« L’oiseau est libéré » : Elon Musk a pris la tête de Twitter, l’inquiétude monte

Twitter. C’est officiel, Elon Musk a pris la tête de Twitter. Après un long feuilleton médiatique et juridique, d’annonces puis de suspensions de rachat et un procès avorté, le milliardaire a déboursé 44 milliards pour racheter l’oiseau bleu. « L’oiseau est libéré », a-t-il tweeté au moment de l’officialisation du rachat. À peine arrivé, Elon Musk a limogé trois des principaux dirigeants de Twitter : Parag Agrawal, le directeur général,  le directeur financier Ned Segal et la responsable des affaires juridiques Vijaya Gadde.

La personnalité égotique du milliardaire et ses saillies conservatrices, remettant en cause les règles de modération du réseau social, soulèvent de vives inquiétudes dans les milieux progressistes. Notre article.

Rachat de Twitter par Elon Musk : l’inquiétude est vive dans les milieux progressistes

L’homme aux 87 millions d’abonnés à travers le monde veut faire de Twitter, qu’il compare à une « place de village », un espace dans lequel la liberté d’expression serait restaurée. Selon le milliardaire, les règles de modération de Twitter ne permettent pas à toutes les opinions de s’exprimer. Pour Elon Musk, la démocratie repose sur la liberté d’expression.

Enfin, sur SA VISION de la liberté d’expression. Il ne semble pas comprendre le danger que peut représenter une liberté d’expression sans limite, dans laquelle une parole raciste, homophobe, sexiste, validiste ou complotiste aurait le même poids qu’une parole basée sur la Science et le respect de toutes les sensibilités.

Signe du danger : l’extrême-droite s’était réjouie dès le début du feuilleton de ce rachat de la prise de contrôle d’Elon Musk, et ce partout dans le monde. De Florian Philippot, chef de file des patriotes, dont on ne présente plus les idées nauséabondes, à Marsha Blackburn, sénatrice américaine conservatrice, climato-sceptique et opposée à l’IVG.

Aujourd’hui, un certain… Donald Trump s’est réjoui que Twitter soit désormais « entre de bonnes mains ». Le milliardaire Elon Musk a d’ailleurs ouvert la porte au retour de l’ex-président américain dans le nid de l’oiseau bleu. Le compte de Donald Trump avait été définitivement banni de Twitter à cause du risque de « nouvelles incitations à la violence » selon le réseau social, en référence à l’assaut du Capitole par des partisans de Donald Trump le 6 janvier 2021.

Elon Musk, une personnalité problématique

Le nouveau patron de Twitter s’est déjà fait remarquer par sa personnalité égotique, ne tolérant aucune critique. Les cas de tweets assassins, de coups de fil passés à la direction d’un internaute qui ose le critiquer ou de remarques acerbes à l’égard de journalistes, souvent des femmes, laissent entrevoir le pire.

D’après l’article du Monde « Rachat de Twitter par Elon Musk : pourquoi la « liberté d’expression » défendue par le milliardaire inquiète », publié le 26 avril, de nombreuses journalistes en viennent à s’autocensurer lorsqu’il s’agit de couvrir les événements de Tesla ou de SpaceX pour ne pas subir les foudres du milliardaire… Ce qui n’est pas sans rappeler l’autocensure dont font preuve certains médias français, notamment ceux que possède Vincent Bolloré, comme le dénonce le documentaire MédiaCrash, encore sur les écrans.

Un mouvement de concentration des médias à l’échelle planétaire ?

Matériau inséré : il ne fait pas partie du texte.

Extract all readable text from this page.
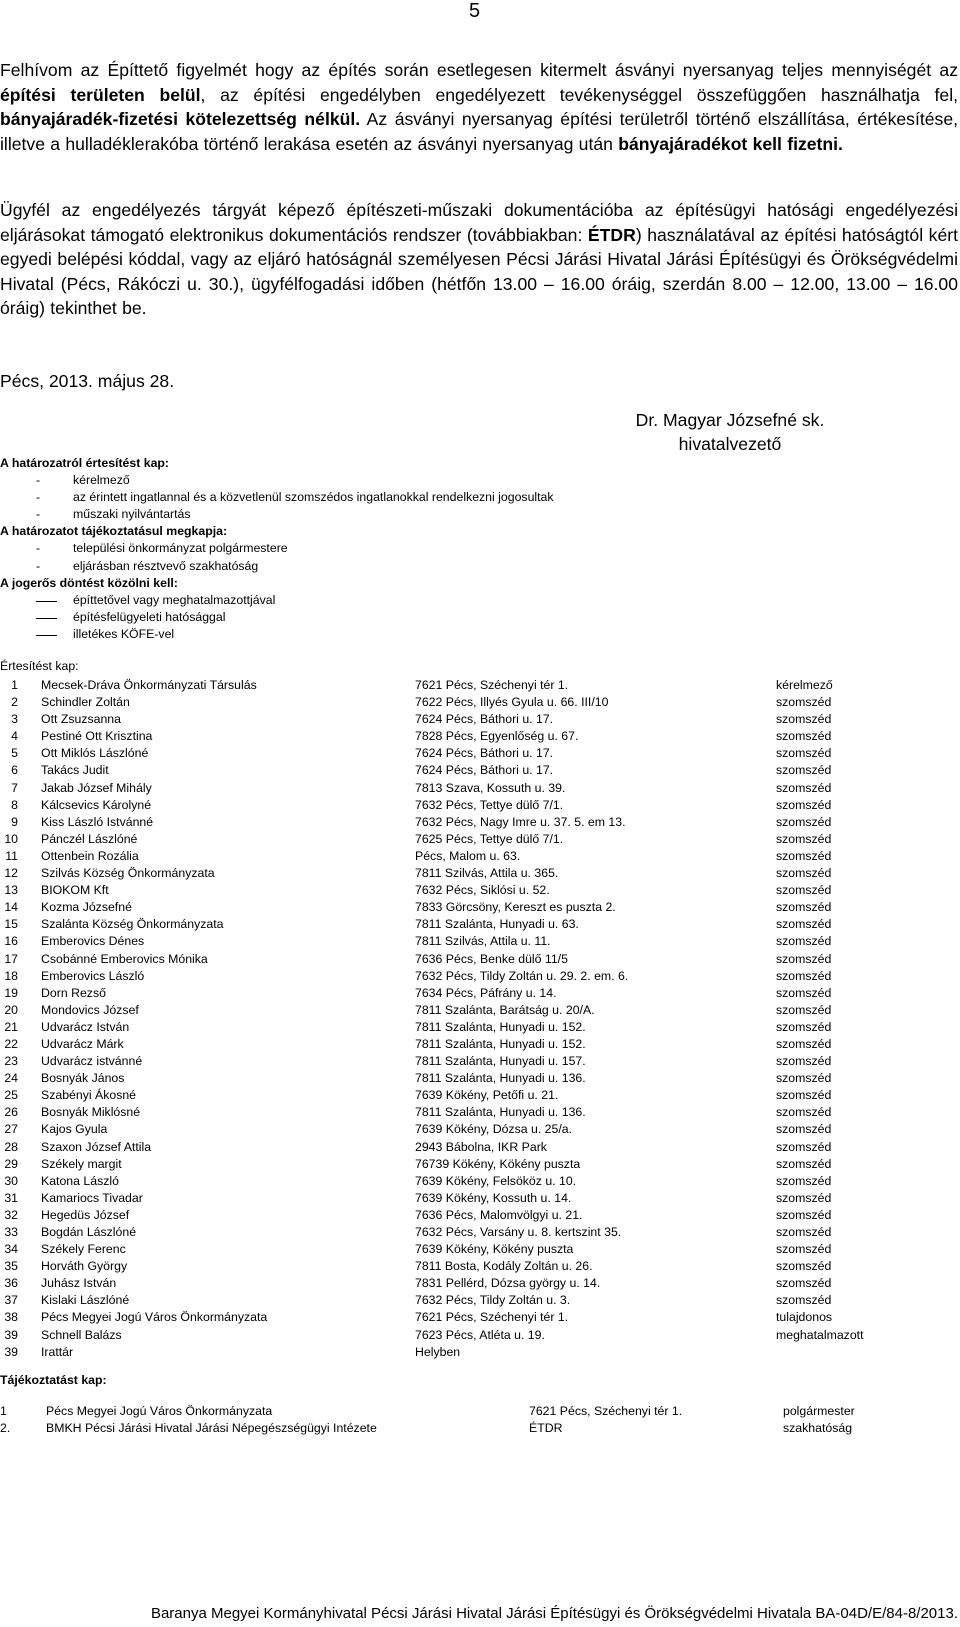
5
Felhívom az Építtető figyelmét hogy az építés során esetlegesen kitermelt ásványi nyersanyag teljes mennyiségét az építési területen belül, az építési engedélyben engedélyezett tevékenységgel összefüggően használhatja fel, bányajáradék-fizetési kötelezettség nélkül. Az ásványi nyersanyag építési területről történő elszállítása, értékesítése, illetve a hulladéklerakóba történő lerakása esetén az ásványi nyersanyag után bányajáradékot kell fizetni.
Ügyfél az engedélyezés tárgyát képező építészeti-műszaki dokumentációba az építésügyi hatósági engedélyezési eljárásokat támogató elektronikus dokumentációs rendszer (továbbiakban: ÉTDR) használatával az építési hatóságtól kért egyedi belépési kóddal, vagy az eljáró hatóságnál személyesen Pécsi Járási Hivatal Járási Építésügyi és Örökségvédelmi Hivatal (Pécs, Rákóczi u. 30.), ügyfélfogadási időben (hétfőn 13.00 – 16.00 óráig, szerdán 8.00 – 12.00, 13.00 – 16.00 óráig) tekinthet be.
Pécs, 2013. május 28.
Dr. Magyar Józsefné sk.
hivatalvezető
A határozatról értesítést kap:
-	kérelmező
-	az érintett ingatlannal és a közvetlenül szomszédos ingatlanokkal rendelkezni jogosultak
-	műszaki nyilvántartás
A határozatot tájékoztatásul megkapja:
-	települési önkormányzat polgármestere
-	eljárásban résztvevő szakhatóság
A jogerős döntést közölni kell:
építtetővel vagy meghatalmazottjával
építésfelügyeleti hatósággal
illetékes KÖFE-vel
Értesítést kap:
1 Mecsek-Dráva Önkormányzati Társulás	7621 Pécs, Széchenyi tér 1.	kérelmező
2 Schindler Zoltán	7622 Pécs, Illyés Gyula u. 66. III/10	szomszéd
3 Ott Zsuzsanna	7624 Pécs, Báthori u. 17.	szomszéd
4 Pestiné Ott Krisztina	7828 Pécs, Egyenlőség u. 67.	szomszéd
5 Ott Miklós Lászlóné	7624 Pécs, Báthori u. 17.	szomszéd
6 Takács Judit	7624 Pécs, Báthori u. 17.	szomszéd
7 Jakab József Mihály	7813 Szava, Kossuth u. 39.	szomszéd
8 Kálcsevics Károlyné	7632 Pécs, Tettye dülő 7/1.	szomszéd
9 Kiss László Istvánné	7632 Pécs, Nagy Imre u. 37. 5. em 13.	szomszéd
10 Pánczél Lászlóné	7625 Pécs, Tettye dülő 7/1.	szomszéd
11 Ottenbein Rozália	Pécs, Malom u. 63.	szomszéd
12 Szilvás Község Önkormányzata	7811 Szilvás, Attila u. 365.	szomszéd
13 BIOKOM Kft	7632 Pécs, Siklósi u. 52.	szomszéd
14 Kozma Józsefné	7833 Görcsöny, Kereszt es puszta 2.	szomszéd
15 Szalánta Község Önkormányzata	7811 Szalánta, Hunyadi u. 63.	szomszéd
16 Emberovics Dénes	7811 Szilvás, Attila u. 11.	szomszéd
17 Csobánné Emberovics Mónika	7636 Pécs, Benke dülő 11/5	szomszéd
18 Emberovics László	7632 Pécs, Tildy Zoltán u. 29. 2. em. 6.	szomszéd
19 Dorn Rezső	7634 Pécs, Páfrány u. 14.	szomszéd
20 Mondovics József	7811 Szalánta, Barátság u. 20/A.	szomszéd
21 Udvarácz István	7811 Szalánta, Hunyadi u. 152.	szomszéd
22 Udvarácz Márk	7811 Szalánta, Hunyadi u. 152.	szomszéd
23 Udvarácz istvánné	7811 Szalánta, Hunyadi u. 157.	szomszéd
24 Bosnyák János	7811 Szalánta, Hunyadi u. 136.	szomszéd
25 Szabényi Ákosné	7639 Kökény, Petőfi u. 21.	szomszéd
26 Bosnyák Miklósné	7811 Szalánta, Hunyadi u. 136.	szomszéd
27 Kajos Gyula	7639 Kökény, Dózsa u. 25/a.	szomszéd
28 Szaxon József Attila	2943 Bábolna, IKR Park	szomszéd
29 Székely margit	76739 Kökény, Kökény puszta	szomszéd
30 Katona László	7639 Kökény, Felsököz u. 10.	szomszéd
31 Kamariocs Tivadar	7639 Kökény, Kossuth u. 14.	szomszéd
32 Hegedüs József	7636 Pécs, Malomvölgyi u. 21.	szomszéd
33 Bogdán Lászlóné	7632 Pécs, Varsány u. 8. kertszint 35.	szomszéd
34 Székely Ferenc	7639 Kökény, Kökény puszta	szomszéd
35 Horváth György	7811 Bosta, Kodály Zoltán u. 26.	szomszéd
36 Juhász István	7831 Pellérd, Dózsa györgy u. 14.	szomszéd
37 Kislaki Lászlóné	7632 Pécs, Tildy Zoltán u. 3.	szomszéd
38 Pécs Megyei Jogú Város Önkormányzata	7621 Pécs, Széchenyi tér 1.	tulajdonos
39 Schnell Balázs	7623 Pécs, Atléta u. 19.	meghatalmazott
39 Irattár	Helyben
Tájékoztatást kap:
1	Pécs Megyei Jogú Város Önkormányzata	7621 Pécs, Széchenyi tér 1.	polgármester
2.	BMKH Pécsi Járási Hivatal Járási Népegészségügyi Intézete	ÉTDR	szakhatóság
Baranya Megyei Kormányhivatal Pécsi Járási Hivatal Járási Építésügyi és Örökségvédelmi Hivatala BA-04D/E/84-8/2013.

En France, ce documentaire réalisé par les journalistes d’investigation de Médiapart a mis en lumière la concentration des médias français aux mains des plus grandes fortunes : 9 milliardaires possèdent 90 % des médias en France. Bientôt, ils posséderont 70 % de l’édition. Cette concentration des médias aux mains des plus riches du monde laisse à craindre la mainmise du néolibéralisme sur une opinion publique, déjà biberonnée aux auto-proclamés « experts » en économie.

45 milliards sans sourciller pour Twitter, mais on attend toujours les 6 milliards pour éradiquer la faim dans le monde… Quant à Elon Musk, il est intéressant de souligner que ce milliardaire mégalo, non content de polluer toujours plus avec ses vols SpaceX ouverts aux ultra-riches, n’a toujours pas donné suite à la proposition détaillée des Nations Unies.

En effet, 2 % de sa fortune permettrait de sauver 42 millions de vies. Il avait demandé à ce qu’on lui fournisse un plan détaillé pour éradiquer la faim dans le monde : c’est chose faite depuis novembre 2021. Et on attend toujours… Visiblement, le milliardaire préfère croquer seul un oiseau bleu plutôt que de permettre à 42 millions de manger à leur faim.